Pire que prévu. Les résultats de PSA au premier semestre confirment la perte de vitesse du premier constructeur automobile français, qui doit affronter la colère de ses salariés et du gouvernement après l’annonce d’un plan de 8000 suppressions de postes en France.

Alors que les salariés d’Aulnay manifestaient ce matin devant le siège parisien, PSA a dévoilé un nouveau plan d’économies de 1,5 milliard d’euros destiné à rétablir l’équilibre opérationnel. « La dégradation durable de la demande en Europe rend aujourd’hui nécessaire, au-delà des mesures de réduction des coûts et de gestion du cash mises en place début 2012 et en cours d’exécution, un plan de 1,5 Mds€ en 2015, explique PSA. « Ce plan 'Rebond 2015' permettra de dégager un cash flow opérationnel à l’équilibre fin 2014 », précise le groupe dans un communiqué.

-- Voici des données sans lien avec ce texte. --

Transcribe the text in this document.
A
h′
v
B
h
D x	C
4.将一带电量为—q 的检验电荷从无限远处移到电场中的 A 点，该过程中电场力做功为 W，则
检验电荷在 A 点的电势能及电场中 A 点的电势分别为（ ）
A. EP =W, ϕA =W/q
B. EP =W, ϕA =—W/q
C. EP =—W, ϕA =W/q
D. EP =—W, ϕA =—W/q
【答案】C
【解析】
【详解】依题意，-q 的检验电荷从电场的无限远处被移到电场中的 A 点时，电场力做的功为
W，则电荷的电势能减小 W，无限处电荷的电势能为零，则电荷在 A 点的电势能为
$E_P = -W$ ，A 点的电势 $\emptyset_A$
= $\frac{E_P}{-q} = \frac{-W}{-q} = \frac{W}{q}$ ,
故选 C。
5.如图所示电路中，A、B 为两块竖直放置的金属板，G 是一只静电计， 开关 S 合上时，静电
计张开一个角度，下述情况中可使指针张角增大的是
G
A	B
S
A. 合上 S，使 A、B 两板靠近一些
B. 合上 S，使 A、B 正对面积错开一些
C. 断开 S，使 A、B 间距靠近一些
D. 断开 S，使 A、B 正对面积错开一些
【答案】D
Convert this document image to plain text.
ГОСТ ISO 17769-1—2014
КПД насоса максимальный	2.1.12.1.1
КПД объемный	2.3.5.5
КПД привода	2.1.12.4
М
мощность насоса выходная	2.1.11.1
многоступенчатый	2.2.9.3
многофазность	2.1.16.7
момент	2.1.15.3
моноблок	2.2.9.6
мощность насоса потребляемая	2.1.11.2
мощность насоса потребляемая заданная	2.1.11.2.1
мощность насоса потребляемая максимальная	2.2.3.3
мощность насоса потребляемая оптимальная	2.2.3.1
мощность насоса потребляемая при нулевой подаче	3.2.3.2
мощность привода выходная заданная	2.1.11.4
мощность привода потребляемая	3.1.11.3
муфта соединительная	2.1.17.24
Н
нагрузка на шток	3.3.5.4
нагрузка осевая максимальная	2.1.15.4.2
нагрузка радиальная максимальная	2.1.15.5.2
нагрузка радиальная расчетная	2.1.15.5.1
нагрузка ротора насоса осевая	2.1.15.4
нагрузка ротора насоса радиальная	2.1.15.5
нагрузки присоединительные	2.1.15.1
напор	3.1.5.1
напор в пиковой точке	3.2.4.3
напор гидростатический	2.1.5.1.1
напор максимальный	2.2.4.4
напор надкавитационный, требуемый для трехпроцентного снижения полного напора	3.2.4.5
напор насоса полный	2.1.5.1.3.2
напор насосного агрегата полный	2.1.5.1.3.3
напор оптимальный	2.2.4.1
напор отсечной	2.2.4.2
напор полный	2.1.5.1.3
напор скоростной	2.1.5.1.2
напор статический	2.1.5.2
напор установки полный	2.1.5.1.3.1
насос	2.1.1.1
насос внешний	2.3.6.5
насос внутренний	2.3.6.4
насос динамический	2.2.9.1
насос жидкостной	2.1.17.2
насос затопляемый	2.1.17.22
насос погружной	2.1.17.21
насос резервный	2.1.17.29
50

600 millions d'économies liées aux suppressions de postes

Ce plan comprend la « réorganisation de la base industrielle française » déjà annoncée le 12 juillet, qui prévoit notamment l’arrêt de la production à Aulnay en 2014 et des réductions d’effectifs à l’usine de Rennes. PSA en attend 600 millions d’euros d’économies d’ici 2015. Le reste des économies proviendra d’une diminution des investissements, pour 550 millions d’euros, et des synergies attendues de l’alliance avec l’américain General Motors (350 millions).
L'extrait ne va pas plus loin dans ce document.